One of the highlights and certainly most profound - because of it's emotional impact - was Alice Bartlett's (@alicebarlett) talk during which she showed a video from a user testing session with an elderly chap who was struggling to use a select box during account registration. The video highlighted how foreign some of the behaviour of this classic element is to a non-web-native. Alice introduced the video by explaining that the people who really need (she emphasised that it is genuine need) Government Digital Services are the elderly people living on their own or care-workers whose only free time may be a bleary-eyed 2am session after a 14 hour shift. The heart-wrenching guilt that everyone in the audience must have shared when witnessing how shafted some users are by our use of a select elements was contrasted against the piece of video that immediately followed, whereby the same man had absolutely no trouble using a text input (because of it's familiarity to real-world paper forms). The conclusion was to embrace the combo box which gives the drop-down functionality that some people enjoy, but also the free-text input that others need. Of course this required more code and possible back-end validation but this is OK because we, as web developers, should do the hard work so the user doesn't have to.

 

Addy Osmani

Addy Osmani's presentation was a key-note speech covering the latest features added to Chrome Dev tools. I say new features but about half of them would be more accurately described as 'ported' features because they have already existed in previously available plugins or inside the dev tools of Chrome's competitor browsers. I personally was getting fired up by tiny little features like the "Preserve Log" checkbox that will be incredibly useful for measuring performance over a full user session, even though the crowd reacted with silence to this feature.
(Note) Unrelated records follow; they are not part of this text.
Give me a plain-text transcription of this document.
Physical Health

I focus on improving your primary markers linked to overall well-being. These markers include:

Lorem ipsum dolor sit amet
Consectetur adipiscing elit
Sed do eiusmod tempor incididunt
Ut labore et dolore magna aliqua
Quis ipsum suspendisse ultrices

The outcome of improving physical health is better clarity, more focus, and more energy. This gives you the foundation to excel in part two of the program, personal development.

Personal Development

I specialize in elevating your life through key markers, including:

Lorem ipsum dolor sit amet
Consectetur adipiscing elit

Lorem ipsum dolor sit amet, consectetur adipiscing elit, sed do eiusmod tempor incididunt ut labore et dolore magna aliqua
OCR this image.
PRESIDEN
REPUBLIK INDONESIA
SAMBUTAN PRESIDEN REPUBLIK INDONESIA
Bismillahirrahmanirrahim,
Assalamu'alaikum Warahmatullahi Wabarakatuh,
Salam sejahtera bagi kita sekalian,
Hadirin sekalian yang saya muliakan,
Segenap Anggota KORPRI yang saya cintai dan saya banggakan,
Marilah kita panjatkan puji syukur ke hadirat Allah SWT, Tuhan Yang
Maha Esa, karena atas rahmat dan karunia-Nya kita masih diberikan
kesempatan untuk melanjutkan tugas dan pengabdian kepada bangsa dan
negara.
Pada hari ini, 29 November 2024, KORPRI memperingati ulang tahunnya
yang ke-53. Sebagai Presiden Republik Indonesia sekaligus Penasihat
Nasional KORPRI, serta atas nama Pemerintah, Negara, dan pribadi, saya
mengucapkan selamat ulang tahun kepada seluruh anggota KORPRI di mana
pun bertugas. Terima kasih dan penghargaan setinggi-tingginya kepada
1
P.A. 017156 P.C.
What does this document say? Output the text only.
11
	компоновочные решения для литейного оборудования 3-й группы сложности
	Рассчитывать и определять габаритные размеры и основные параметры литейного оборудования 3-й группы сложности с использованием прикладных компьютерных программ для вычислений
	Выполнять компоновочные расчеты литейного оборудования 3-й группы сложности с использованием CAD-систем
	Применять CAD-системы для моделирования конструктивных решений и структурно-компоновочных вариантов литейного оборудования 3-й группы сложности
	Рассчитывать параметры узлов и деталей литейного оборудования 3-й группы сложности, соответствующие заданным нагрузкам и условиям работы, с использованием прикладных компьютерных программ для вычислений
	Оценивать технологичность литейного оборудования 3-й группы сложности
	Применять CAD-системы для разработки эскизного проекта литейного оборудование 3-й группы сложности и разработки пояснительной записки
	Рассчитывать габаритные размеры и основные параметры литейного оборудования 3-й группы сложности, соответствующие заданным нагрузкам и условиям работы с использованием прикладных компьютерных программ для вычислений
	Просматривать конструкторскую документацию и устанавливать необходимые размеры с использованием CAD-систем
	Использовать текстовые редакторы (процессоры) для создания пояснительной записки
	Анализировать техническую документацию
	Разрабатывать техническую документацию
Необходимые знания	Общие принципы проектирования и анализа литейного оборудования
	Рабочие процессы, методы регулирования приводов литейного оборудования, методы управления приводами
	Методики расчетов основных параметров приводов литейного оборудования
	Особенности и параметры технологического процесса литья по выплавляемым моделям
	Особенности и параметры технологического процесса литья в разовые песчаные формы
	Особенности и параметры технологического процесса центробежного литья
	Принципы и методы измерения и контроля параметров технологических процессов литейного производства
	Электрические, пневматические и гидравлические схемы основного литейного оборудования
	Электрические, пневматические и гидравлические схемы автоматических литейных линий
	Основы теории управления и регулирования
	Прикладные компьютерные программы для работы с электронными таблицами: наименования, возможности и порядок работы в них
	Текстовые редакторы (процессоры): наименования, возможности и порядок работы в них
A bizarre experience on the other hand, was hearing the crowd around me go wild when he demo'd the new interactive 3D DOM viewer, which is an exact copy of the one that has been built into FireFox since 2012. Hearing the audience react with awe to something that they could have discovered 36 months ago with just a little exploring gave me the same shudder that I get watching a blinkered fanboy, desperately trying to gain the approval of a stranger by showing off their shiny new Apple product, yet when questioned, failing to provide examples of how they may actually apply the new features in their everyday lives. But that was just one small moment that stuck with me, on the whole it was a slick professional talk full of useful tips that shows Google Chrome Dev tools continue to blaze the trail for the industry, even if they do (and they clearly do) use the "Most Downloaded Extensions" statistics as inspiration when cooking up features 🙂

 

Andy Hume

Andy made me understand something which I am angry at myself to have not worked out on my own. We don't provide non-Javascript fallbacks (graceful degradation) for users who might have a browser that doesn't support Javascript. Of course we don't, when was the last time you came across a browser that didn't?! We provide them because .js script files are downloaded as a separate asset and if your train goes under a tunnel at the wrong moment then you, with your box-fresh iPhone 6, are now using a non-Javascript browser. *slaps head* this makes so much sense, think about progressive enhancement at waterfall level, not just browser evolution level.  I feel inspired an angry at the same time, is there an emotion for that? There should be!

 

Mark Otto @mdo

Mark Otto is the bloke who wrote a lot of Bootstrap and hearing him speak about CSS was refreshing because he justified, in few words, things that I have felt at an instinctual level for a while but have struggled to explain why. For example, why I didn't share my colleagues enthusiasm for the use of pre-processors, despite all the tech-bullies at the hack nights menacingly waving their clenched fists at me when they discover I'm not using one. Why I like to put things in a certain order and how Mark has formalised the same preference to become a team standard. Why I make class names a little longer, despite the optimisation nazis forcing propaganda posters in my face with a sad illustration of a poor user, waiting for their dialup connection to fetch those extra 4 characters that make the difference between my colleagues immediately understanding my code, or having no frickin' clue what "bhvdi" might stand for!

 

All in all, my experience of jQuery UK can be summarised as making me feel senior.  I understood the vast majority of what was said, and I disagreed with a healthy number of points based on my experience. Hearing very important people in the tech industry speak to an audience of 800 and introduce concepts which I have conceived independently, through my own practice, was validating to say the least.